Cold Weather Bad for Blood Pressure
Reported January 16, 2009
(Ivanhoe Newswire) — Chilly weather may give you more than just the shivers. New research suggests it may be responsible for increased blood pressure in a certain demographic.
Outdoor temperate and blood pressure appear to be correlated in the elderly, according to a new study from the Institut National de la Santé et de la Récherche Médicale in Paris. Seasonal variations in blood pressure had been reported on in previous studies, however this study was the first to look specifically at older people.
“Elderly persons may be particularly susceptible to temperature-related variations in blood pressure,” study authors were quoted as saying.
Researchers assessed the relationship blood pressure and temperature in 8,801 individuals age 65 and older. Blood pressure readings were taken twice, two years apart and outdoor temperatures from local meteorological offices were obtained to match the day each patient was tested.

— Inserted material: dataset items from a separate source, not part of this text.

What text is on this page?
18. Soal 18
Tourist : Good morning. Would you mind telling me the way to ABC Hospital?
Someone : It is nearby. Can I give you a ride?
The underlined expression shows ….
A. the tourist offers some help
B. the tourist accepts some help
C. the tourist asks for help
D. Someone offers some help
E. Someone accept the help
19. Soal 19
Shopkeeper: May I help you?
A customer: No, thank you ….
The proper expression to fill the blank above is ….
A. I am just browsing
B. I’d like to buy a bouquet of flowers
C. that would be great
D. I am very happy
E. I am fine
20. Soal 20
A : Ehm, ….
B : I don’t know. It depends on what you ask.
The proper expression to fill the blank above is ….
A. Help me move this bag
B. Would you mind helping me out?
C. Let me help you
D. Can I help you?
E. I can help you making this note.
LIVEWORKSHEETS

Both systolic (top-number) and diastolic (bottom-number) blood pressures differed across the four seasons and across the distributions of outdoor temperatures. Average systolic blood pressure was five millimeters of mercury higher in winter than in summer. High blood pressure — defined as a systolic blood pressure of 160 millimeters of mercury or higher, or a diastolic blood pressure of 95 millimeters of mercury or higher — was detected in 33.4 percent of participants during winter and 23.8 percent during summer.
Although our study does not demonstrate a causal link between blood pressure and external temperature, the observed relationship nevertheless has potentially important consequences for blood pressure management in the elderly,” study authors wrote.